A Little History of Round Pistachio Baklava
When I was a little girl, my mother brought me a special dessert. It was baklava, and I loved it. It wasn’t until I was a lot older and moved to a community that had a large Armenian population that I learned that there were a lot of varieties of the venerable dessert. The history of this pastry is long and contested – some say it originated in Ancient Rome citing a recipe from Cato the Elder in 160 BC, some say the Romans stole the recipe from the Greeks, and Byzantine Turks say it was already theirs – Wikipedia Baklava.
I had no idea how the dessert was made, and when I found out it was made with Filo dough, I thought it being so gossamer that I would never be able to handle it. Of course, I was also convinced that I was unable to make decent rice, and frying completely perplexed me.
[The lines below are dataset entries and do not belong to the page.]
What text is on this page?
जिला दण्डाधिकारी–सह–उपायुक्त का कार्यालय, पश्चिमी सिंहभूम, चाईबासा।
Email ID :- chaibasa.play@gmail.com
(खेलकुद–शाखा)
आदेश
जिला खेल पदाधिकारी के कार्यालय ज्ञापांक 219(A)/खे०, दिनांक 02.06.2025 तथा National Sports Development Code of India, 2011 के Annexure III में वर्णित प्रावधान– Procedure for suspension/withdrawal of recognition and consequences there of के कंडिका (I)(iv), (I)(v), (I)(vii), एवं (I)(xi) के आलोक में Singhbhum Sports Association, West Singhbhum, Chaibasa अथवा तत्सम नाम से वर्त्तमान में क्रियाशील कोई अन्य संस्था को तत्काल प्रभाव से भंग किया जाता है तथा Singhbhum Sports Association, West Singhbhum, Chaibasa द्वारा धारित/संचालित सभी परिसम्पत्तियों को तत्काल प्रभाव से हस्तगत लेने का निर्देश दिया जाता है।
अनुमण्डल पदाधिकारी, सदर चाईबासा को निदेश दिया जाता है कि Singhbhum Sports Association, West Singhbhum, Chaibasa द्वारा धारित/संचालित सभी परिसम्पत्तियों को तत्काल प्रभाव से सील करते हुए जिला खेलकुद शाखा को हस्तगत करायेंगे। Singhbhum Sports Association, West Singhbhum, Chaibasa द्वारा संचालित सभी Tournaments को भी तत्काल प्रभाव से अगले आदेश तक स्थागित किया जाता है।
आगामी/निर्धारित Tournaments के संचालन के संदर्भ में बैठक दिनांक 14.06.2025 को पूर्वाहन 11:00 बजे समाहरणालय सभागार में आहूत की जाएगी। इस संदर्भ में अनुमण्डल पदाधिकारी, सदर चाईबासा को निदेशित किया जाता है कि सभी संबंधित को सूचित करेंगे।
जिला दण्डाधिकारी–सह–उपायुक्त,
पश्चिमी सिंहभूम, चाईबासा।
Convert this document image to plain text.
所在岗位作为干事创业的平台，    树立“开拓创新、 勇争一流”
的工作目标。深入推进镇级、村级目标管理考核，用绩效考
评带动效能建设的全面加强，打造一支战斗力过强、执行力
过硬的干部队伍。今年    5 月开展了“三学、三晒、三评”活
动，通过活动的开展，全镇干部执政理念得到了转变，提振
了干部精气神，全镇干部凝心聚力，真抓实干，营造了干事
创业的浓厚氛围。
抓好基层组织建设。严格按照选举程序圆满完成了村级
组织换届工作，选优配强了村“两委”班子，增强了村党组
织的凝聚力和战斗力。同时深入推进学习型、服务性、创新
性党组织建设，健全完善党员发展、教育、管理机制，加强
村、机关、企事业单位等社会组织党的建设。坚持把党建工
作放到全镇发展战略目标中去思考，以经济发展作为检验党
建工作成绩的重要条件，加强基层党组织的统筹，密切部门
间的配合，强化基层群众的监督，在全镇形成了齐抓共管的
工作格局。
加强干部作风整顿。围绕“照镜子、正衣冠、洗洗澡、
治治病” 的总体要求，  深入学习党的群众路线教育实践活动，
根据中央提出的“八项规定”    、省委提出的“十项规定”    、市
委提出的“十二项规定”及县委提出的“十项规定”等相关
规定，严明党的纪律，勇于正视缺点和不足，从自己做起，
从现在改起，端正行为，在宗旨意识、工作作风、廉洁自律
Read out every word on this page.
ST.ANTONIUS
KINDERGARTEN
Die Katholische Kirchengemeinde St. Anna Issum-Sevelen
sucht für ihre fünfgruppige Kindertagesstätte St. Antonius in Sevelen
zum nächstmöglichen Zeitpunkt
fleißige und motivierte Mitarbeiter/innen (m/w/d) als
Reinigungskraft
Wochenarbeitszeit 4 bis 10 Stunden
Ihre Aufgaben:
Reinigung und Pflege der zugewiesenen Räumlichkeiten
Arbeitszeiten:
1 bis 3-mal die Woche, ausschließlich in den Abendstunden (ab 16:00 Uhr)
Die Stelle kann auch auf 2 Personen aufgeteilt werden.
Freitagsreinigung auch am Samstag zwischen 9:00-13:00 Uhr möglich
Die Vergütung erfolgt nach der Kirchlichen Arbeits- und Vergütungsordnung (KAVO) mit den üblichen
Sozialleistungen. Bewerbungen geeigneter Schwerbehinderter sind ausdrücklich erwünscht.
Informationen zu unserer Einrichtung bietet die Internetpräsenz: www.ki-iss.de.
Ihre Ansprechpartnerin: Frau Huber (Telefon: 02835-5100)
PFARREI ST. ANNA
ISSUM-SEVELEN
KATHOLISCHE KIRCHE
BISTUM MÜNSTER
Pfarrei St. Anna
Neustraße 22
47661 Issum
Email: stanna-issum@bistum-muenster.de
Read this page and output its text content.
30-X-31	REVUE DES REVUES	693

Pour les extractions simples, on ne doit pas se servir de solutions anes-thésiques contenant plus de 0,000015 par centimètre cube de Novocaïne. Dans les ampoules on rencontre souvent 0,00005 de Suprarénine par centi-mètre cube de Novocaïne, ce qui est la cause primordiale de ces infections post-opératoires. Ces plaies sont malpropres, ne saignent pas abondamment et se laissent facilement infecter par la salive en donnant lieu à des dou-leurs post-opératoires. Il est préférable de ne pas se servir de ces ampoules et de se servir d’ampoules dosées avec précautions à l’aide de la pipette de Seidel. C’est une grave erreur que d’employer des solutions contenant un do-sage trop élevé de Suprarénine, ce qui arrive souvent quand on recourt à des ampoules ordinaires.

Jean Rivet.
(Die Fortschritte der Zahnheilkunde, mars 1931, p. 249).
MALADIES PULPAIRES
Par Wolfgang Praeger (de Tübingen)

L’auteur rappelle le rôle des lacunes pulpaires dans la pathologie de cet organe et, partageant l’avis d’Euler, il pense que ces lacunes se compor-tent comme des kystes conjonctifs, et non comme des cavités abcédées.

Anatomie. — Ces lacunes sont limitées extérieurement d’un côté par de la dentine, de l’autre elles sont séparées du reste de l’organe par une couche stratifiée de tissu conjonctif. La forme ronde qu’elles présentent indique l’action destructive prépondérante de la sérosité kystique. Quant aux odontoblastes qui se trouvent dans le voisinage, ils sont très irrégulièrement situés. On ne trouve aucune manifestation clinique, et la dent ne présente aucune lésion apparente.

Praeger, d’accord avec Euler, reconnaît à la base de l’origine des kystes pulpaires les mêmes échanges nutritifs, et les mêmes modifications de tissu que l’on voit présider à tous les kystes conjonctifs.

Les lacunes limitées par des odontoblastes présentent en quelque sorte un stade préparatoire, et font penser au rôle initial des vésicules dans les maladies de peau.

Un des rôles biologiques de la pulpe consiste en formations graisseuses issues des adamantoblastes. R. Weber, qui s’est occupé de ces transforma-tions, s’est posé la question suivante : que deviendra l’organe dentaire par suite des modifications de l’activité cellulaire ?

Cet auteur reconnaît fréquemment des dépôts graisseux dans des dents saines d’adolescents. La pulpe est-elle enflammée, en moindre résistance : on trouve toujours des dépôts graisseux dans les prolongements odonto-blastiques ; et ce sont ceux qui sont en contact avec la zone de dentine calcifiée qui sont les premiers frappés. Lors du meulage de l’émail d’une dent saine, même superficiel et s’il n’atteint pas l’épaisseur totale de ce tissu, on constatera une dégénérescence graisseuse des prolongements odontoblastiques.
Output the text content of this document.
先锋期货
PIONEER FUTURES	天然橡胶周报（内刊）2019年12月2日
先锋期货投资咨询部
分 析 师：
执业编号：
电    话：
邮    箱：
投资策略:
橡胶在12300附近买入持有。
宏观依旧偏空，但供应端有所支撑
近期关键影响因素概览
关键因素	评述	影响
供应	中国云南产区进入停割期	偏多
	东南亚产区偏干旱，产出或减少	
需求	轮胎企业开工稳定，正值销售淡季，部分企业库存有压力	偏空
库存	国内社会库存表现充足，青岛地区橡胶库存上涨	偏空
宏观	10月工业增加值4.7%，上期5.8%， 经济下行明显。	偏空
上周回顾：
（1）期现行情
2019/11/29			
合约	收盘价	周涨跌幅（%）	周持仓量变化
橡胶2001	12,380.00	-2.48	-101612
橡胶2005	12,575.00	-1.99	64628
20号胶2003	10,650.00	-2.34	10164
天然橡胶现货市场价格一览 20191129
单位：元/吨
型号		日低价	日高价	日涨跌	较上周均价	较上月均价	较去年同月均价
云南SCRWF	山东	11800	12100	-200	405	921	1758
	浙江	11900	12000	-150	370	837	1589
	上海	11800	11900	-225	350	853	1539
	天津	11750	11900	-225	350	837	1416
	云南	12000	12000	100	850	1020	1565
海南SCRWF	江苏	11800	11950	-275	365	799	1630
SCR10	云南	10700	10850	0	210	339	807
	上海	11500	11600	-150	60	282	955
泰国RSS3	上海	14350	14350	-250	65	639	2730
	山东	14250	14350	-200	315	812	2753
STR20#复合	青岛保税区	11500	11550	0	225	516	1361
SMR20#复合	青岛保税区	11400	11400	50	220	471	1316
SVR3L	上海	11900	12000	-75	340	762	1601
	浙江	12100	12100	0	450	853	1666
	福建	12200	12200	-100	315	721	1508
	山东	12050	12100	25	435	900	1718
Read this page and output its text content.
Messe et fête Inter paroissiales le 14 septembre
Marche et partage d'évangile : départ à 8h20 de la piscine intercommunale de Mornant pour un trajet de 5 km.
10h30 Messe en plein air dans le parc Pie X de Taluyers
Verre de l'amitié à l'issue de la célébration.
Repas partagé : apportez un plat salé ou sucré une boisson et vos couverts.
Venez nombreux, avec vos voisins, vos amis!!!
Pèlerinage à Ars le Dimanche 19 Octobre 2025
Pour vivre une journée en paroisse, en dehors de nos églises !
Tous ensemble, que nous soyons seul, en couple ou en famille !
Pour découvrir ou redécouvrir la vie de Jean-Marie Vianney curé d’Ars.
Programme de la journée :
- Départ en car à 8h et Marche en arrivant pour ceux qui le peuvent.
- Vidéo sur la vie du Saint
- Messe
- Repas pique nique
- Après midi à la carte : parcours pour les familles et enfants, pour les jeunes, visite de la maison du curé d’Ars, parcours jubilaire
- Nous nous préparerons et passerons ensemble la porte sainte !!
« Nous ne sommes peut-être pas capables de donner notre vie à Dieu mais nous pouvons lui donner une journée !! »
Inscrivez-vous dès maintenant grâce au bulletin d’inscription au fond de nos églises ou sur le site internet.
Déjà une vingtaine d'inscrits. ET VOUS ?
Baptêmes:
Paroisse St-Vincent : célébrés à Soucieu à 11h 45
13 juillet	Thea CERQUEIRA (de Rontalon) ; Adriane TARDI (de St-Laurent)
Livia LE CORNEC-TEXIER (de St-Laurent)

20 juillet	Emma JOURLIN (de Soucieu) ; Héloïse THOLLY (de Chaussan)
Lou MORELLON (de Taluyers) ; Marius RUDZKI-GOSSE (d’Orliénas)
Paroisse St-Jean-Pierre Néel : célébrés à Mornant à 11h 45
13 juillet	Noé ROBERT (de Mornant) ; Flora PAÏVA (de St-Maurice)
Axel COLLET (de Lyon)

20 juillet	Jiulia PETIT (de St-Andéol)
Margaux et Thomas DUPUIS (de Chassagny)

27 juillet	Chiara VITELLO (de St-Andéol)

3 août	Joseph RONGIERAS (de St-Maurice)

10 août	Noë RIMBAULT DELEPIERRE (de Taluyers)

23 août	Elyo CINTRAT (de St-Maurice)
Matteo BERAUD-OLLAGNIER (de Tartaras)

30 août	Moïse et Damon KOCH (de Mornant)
I have lately been watching YouTube and found the Heghineh Cooking Show. She demonstrates all kinds of good Armenian food, and one day, it was a round baklava with pistachios. The way she did it, and explained it, I thought, you know what, I can do that! I have already conquered rice and mastered frying, so why not Filo, too? I decided to make it for a small dinner party because I was getting kind of tired of cakes or fruit.
Working with Filo
If you have already worked with filo dough, then this recipe should be a breeze for you. If not, and you need to see the method of making these luscious pastries, then head on over to the YouTube video by Heghineh. Please note that you will probably not use the entire roll of dough, some might stick together too much, or get too torn to work with. I would say I lost about 6 sheets.
There are a couple of things I did differently. I used Cortas Rose Syrup that I buy at Armenian stores or at Amazon (it makes a fine cocktail with vodka over ice), and I used True Orange that you can also get at Amazon. I also messed up with the first baklava and forgot to squeeze them together, so I ate those.
What You Need to Make Round Pistachio Baklava
The recipe here is for a half box of frozen filo dough, that you can buy in the frozen dessert section of your local supermarket. You can also get frozen filo at Mediterranean stores.
You will need a soft cloth, a dish towel is about the right size. This is to keep the filo dough from drying out while you work with it. Don’t skip this step!
You will need thin dowels to roll the dough – I used bamboo skewers, they were perfect. Buy those in the barbecue section at the supermarket. You will also need a baking pan with sides, a cake pan is a fine choice.
You will need a pastry brush to brush the filo dough with butter. A knife is not going to do it.
For the pistachios, I bought the pre-shelled variety, if you have willing helpers that won’t eat all the nuts before you can use them, then go ahead and get the ones with shells. Don’t get ones that have flavorings or coloring, you want basic nuts.